Comment by rezonant

6 months ago

No, this is a misunderstanding of the kind of taxation policy progressives tend to favor. Taxation on profit for businesses should be high, and taxation on upper tiers of individual income should be high, but taxation on funds businesses use to reinvest should be exempted or deductable. Basically the taxation we had in place after WW2 and on, with a steep corporate tax rate and more or less a maximum income for individuals.
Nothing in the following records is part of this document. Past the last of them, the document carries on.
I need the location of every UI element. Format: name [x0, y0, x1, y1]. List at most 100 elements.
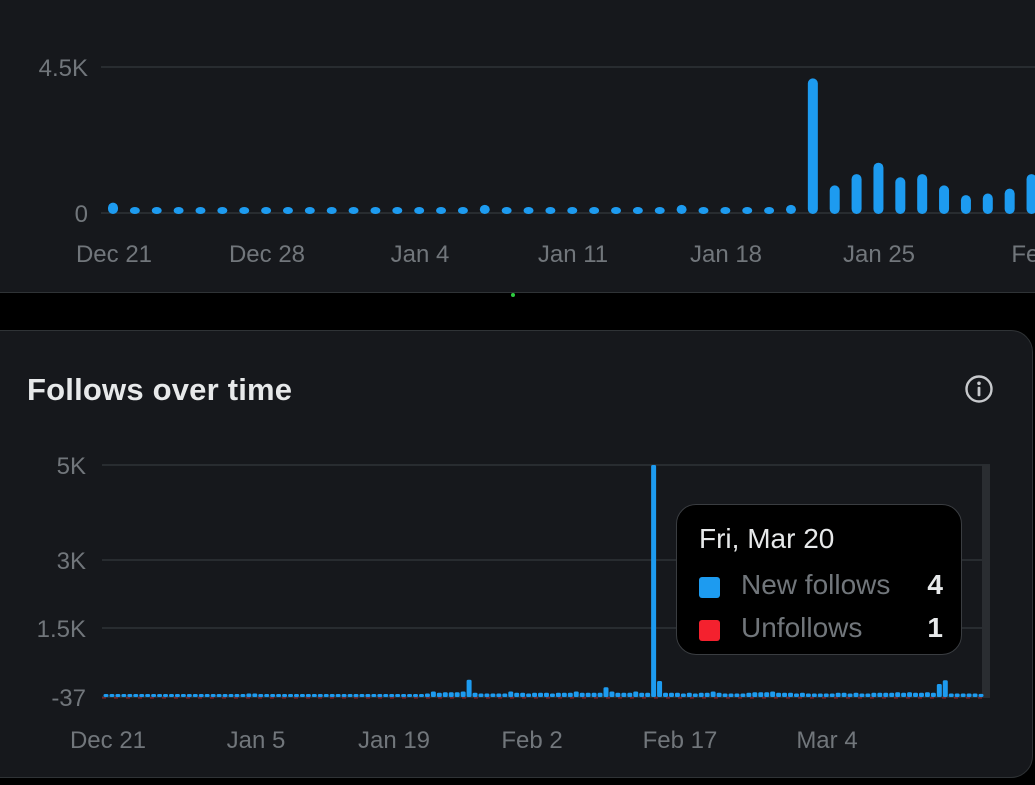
bar	[270, 694, 276, 697]
tooltip-value: 1	[927, 612, 943, 643]
bar	[603, 687, 609, 697]
bar	[782, 692, 788, 697]
bar	[163, 694, 169, 697]
bar	[484, 693, 490, 697]
bar	[252, 693, 258, 697]
bar	[734, 693, 740, 697]
bar	[873, 162, 884, 214]
bar	[742, 207, 753, 214]
x-tick-label: Jan 5	[227, 727, 286, 754]
bar	[549, 693, 555, 697]
bar	[502, 693, 508, 697]
bar	[282, 694, 288, 697]
bar	[674, 692, 680, 697]
x-tick-label: Dec 21	[76, 241, 152, 268]
x-tick-label: Feb 2	[501, 727, 562, 754]
bar	[740, 693, 746, 697]
bar	[639, 692, 645, 697]
y-tick-label: 0	[75, 201, 88, 228]
bar	[472, 692, 478, 697]
bar	[651, 465, 657, 697]
new-follows-swatch	[699, 577, 720, 598]
x-tick-label: Dec 21	[70, 727, 146, 754]
y-tick-label: 5K	[57, 453, 86, 480]
bar	[907, 692, 913, 697]
bar	[960, 693, 966, 697]
bar	[877, 692, 883, 697]
bar	[913, 692, 919, 697]
bar	[460, 691, 466, 697]
bar	[799, 692, 805, 697]
y-tick-label: -37	[51, 685, 86, 712]
bar	[413, 694, 419, 697]
bar	[520, 692, 526, 697]
bar	[436, 207, 447, 214]
bar	[591, 692, 597, 697]
bar	[917, 174, 928, 214]
bar	[776, 692, 782, 697]
bar	[129, 207, 140, 214]
bar	[758, 692, 764, 697]
bar	[632, 207, 643, 214]
bar	[841, 692, 847, 697]
bar	[788, 692, 794, 697]
bar	[479, 204, 490, 214]
bar	[401, 694, 407, 697]
bar	[121, 694, 127, 697]
bar	[676, 204, 687, 214]
bar	[222, 694, 228, 697]
bar	[972, 693, 978, 697]
bar	[853, 692, 859, 697]
bar	[895, 692, 901, 697]
bar	[365, 694, 371, 697]
x-tick-label: Jan 11	[538, 241, 608, 268]
bar	[573, 691, 579, 697]
bar	[811, 693, 817, 697]
bar	[764, 207, 775, 214]
bar	[526, 693, 532, 697]
bar	[370, 207, 381, 214]
bar	[645, 692, 651, 697]
bar	[174, 694, 180, 697]
bar	[168, 694, 174, 697]
bar	[835, 692, 841, 697]
bar	[829, 185, 840, 214]
bar	[871, 692, 877, 697]
info-icon[interactable]	[963, 373, 995, 405]
bar	[329, 694, 335, 697]
bar	[704, 692, 710, 697]
bar	[418, 694, 424, 697]
bar	[805, 693, 811, 697]
bar	[889, 692, 895, 697]
bar	[865, 693, 871, 697]
bar	[895, 177, 906, 214]
bar	[523, 207, 534, 214]
chart-tooltip: Fri, Mar 20 New follows 4 Unfollows 1	[676, 504, 962, 655]
bar	[545, 207, 556, 214]
x-tick-label: Dec 28	[229, 241, 305, 268]
bar	[347, 694, 353, 697]
bar	[924, 692, 930, 697]
bar	[246, 693, 252, 697]
bar	[1026, 174, 1035, 214]
bar	[383, 694, 389, 697]
y-tick-label: 3K	[57, 548, 86, 575]
bar	[234, 694, 240, 697]
bar	[609, 691, 615, 697]
bar	[108, 202, 118, 214]
bar	[282, 207, 293, 214]
bar	[960, 195, 971, 214]
bar	[151, 207, 162, 214]
bar	[341, 694, 347, 697]
bar	[457, 207, 468, 214]
bar	[508, 691, 514, 697]
bar	[217, 207, 228, 214]
bar	[353, 694, 359, 697]
bar	[348, 207, 359, 214]
bar	[918, 692, 924, 697]
bar	[555, 692, 561, 697]
bar	[567, 692, 573, 697]
bar	[901, 692, 907, 697]
bar	[692, 693, 698, 697]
The R&D exemption removed in the 2017 bill, and discussed in the article, is key to that, because it encourages corporations to reinvest their income in building new products and paying workers rather than taking it directly as profit-- after all, at least they could reap the rewards (in growth and revenue) of the R&D later, instead of just giving the money to the government as taxes.

I don’t think most progressives think about it in that detail. Raise taxes on the rich tech companies that are gentrifying san francisco.

  • At first glance I support ... "social and economic equality" and "reforms to improve human conditions, combat corruption, and reduce inequality". Am I progressive?

    If you ask me "should corporations pay more taxes?" I will say, yes. Famously so does Warren Buffet, is he also a progressive?

    If you ask me, "hey should we gut tax incentives for R&D spending in the USA?" I will say, uhhh no? probably a bad choice?

  • I‘m not American but the above description of a tax policy is what I hear a lot from progressives in media.

  • But this doesn't raise taxes on rich tech companies, it effectively does the opposite - the tax burden is proportionally lower the larger/more successful the tech company is.

    Therefore, even by your own admission, this isn't progressive policy.